When faced with a wall of text, most peoples’ thoughts will be “this’ll be boring” or “this is going to take forever, and I don’t have time”. If you can engage them in those first brief moments with a great image, the chances are they’ll stay for longer than planned.
Images make text easier to read
What images do is break up the page. By doing that it moves your text into small, more manageable chunks, making the words on the screen much easier to read. People are drawn in by the open spaces and colourful images, and they can scan the smaller paragraphs. It’s a much more pleasant user experience.
Photos are great for SEO!
When used well, photographs are another great source of SEO for your blog post. That’s because, if you add them to your post correctly, you can also include alt text and a description, all words that are searchable by Google. It’s a nifty way of including more words on your screen without actually writing tons more content.
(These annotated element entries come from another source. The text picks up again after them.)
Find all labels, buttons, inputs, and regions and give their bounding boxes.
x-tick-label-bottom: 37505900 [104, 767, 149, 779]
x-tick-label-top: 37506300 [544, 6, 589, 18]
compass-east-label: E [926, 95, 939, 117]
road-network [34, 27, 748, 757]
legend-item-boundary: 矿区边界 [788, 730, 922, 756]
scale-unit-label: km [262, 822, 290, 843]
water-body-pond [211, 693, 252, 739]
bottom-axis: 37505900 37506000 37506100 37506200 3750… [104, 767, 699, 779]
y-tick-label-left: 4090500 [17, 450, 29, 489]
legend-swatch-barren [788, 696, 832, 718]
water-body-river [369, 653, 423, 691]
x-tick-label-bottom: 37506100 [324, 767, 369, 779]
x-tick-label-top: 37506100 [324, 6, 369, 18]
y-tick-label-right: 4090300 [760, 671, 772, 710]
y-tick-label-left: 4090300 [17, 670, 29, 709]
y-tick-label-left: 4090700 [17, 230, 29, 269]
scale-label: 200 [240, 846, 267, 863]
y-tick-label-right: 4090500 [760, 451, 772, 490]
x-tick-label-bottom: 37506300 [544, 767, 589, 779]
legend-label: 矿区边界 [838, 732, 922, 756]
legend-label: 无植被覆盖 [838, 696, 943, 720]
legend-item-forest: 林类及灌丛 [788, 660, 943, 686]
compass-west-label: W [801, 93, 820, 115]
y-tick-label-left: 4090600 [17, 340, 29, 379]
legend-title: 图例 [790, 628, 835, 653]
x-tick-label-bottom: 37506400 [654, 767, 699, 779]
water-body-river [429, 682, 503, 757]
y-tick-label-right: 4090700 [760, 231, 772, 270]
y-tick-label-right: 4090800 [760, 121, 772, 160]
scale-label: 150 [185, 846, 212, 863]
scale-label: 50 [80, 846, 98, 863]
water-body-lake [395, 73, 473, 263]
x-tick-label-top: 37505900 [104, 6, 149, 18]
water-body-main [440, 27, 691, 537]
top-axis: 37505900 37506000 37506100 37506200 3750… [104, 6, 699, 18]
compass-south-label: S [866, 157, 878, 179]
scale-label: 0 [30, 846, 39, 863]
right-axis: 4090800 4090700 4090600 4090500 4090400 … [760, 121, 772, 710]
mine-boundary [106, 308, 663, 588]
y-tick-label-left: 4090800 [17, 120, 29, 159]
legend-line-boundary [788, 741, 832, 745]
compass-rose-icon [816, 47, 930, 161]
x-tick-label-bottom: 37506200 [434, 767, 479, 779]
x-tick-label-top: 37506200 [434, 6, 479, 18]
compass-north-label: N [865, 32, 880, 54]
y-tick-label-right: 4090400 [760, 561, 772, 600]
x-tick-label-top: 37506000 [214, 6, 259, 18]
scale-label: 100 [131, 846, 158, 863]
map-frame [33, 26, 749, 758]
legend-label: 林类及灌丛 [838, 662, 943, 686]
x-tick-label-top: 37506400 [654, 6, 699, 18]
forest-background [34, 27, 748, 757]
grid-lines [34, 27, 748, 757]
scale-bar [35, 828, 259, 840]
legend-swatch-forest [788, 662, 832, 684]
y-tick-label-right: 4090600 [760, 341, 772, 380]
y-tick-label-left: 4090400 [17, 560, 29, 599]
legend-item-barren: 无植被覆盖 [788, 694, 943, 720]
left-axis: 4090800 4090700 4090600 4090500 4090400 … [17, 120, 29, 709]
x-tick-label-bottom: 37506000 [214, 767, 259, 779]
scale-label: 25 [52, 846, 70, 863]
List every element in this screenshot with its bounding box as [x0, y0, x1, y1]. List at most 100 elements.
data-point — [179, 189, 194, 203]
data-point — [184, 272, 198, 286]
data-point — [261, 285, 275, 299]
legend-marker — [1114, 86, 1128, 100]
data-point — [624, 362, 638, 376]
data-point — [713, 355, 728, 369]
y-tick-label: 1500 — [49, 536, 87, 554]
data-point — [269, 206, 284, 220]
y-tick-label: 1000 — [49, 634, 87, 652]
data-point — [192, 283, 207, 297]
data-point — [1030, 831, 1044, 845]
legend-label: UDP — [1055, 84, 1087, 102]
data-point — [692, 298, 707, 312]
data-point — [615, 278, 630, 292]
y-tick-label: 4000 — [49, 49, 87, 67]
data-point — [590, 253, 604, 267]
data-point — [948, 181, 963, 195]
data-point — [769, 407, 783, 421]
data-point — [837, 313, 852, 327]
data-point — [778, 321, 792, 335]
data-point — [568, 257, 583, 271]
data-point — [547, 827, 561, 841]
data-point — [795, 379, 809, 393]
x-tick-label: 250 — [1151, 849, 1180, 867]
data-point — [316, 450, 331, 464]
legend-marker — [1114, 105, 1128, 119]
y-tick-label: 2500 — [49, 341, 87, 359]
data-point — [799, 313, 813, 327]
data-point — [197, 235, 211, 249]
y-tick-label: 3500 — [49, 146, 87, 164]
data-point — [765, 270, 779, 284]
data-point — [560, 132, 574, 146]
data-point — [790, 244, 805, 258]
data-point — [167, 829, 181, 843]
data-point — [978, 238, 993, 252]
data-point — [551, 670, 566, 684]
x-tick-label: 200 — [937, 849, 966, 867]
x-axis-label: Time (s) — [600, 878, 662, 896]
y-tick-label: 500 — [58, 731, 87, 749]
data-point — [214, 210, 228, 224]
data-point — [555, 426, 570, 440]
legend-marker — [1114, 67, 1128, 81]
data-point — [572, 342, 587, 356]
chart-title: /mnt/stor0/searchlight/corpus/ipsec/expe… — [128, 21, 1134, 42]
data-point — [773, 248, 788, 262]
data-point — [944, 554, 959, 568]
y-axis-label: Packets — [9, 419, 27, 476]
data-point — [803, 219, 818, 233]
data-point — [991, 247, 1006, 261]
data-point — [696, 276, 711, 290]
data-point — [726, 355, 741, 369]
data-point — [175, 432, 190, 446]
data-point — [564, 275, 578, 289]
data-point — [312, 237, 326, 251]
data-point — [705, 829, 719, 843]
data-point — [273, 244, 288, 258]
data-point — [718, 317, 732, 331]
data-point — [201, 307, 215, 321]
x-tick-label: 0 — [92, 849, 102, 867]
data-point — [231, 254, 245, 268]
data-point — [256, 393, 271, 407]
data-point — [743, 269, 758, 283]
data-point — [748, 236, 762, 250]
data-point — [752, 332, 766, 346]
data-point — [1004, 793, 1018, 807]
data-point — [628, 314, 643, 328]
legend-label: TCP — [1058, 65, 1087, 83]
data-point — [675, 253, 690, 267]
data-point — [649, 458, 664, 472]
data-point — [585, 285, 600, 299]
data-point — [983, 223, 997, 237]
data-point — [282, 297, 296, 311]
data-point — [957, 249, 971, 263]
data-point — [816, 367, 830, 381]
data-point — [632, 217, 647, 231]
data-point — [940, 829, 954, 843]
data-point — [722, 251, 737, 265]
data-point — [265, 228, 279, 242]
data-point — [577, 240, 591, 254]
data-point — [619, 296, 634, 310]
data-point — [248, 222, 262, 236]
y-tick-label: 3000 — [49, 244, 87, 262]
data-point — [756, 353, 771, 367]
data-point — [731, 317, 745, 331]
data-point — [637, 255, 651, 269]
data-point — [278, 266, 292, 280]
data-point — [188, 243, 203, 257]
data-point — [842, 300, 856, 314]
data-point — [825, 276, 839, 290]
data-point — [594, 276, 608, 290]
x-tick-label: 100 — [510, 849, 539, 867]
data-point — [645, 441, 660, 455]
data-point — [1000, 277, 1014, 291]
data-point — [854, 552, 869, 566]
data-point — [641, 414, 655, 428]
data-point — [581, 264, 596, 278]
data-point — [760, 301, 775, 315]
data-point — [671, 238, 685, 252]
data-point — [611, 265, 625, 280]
Pictures encourage people to share your post
If you share a link on Facebook, have you noticed an image pops up with your link? The likelihood is it’s this that captures people’s attention before they even see what the link is about. So, having images with your posts encourages people to share them through social media.
An image backs up what you’re saying
A visual representation of the words on your screen helps to confirm the information for your reader. They’ll be more likely to remember your words because of a graphic you’ve used to capture their attention in the first place. Or they’ll use that visual to retain the information.
So, where can you source your images?
Before you go grabbing your phone camera or point and shoot and start snapping all over the place, hear me out.
You don’t have to post your own photographs.
That might come as a surprise from a photographer, but here’s the thing. You need to make sure the images you are posting are of excellent quality. And if you’re not a photographer, I would recommend not using your quick snaps. Your blog will look far more professional if you look at sourcing your images from one of the options I’ve listed below. And it’s worth mentioning that images doesn’t necessarily mean photographs. You can use charts, graphs, screenshots, drawings and infographics too!
There are a ton of resources you can use to include images in your blog posts. Here are a few of my favourites*:
If you have a professional Canva account, you can access lots of great photos in their library and use them. You can also use Canva to create graphs and charts, infographics and other graphics for your blog too, even on the free account!
If you don’t want photographs that are likely to be on lots of other social accounts and websites, then paid stock photography is an option. Look at places like Creative Market and Etsy to get you started.
I would suggest not to use Google images to source your pictures, though. There’s no way of knowing if these images are royalty free or not. So, save yourself the risk of being slapped with a charge or fine and don’t download pictures from Google.
*Yes, even I source images too! As a branding photographer, I typically only photograph other people and their brands, which doesn’t work for the copywriting side of my business. So, I also use stock photography for this part of my business.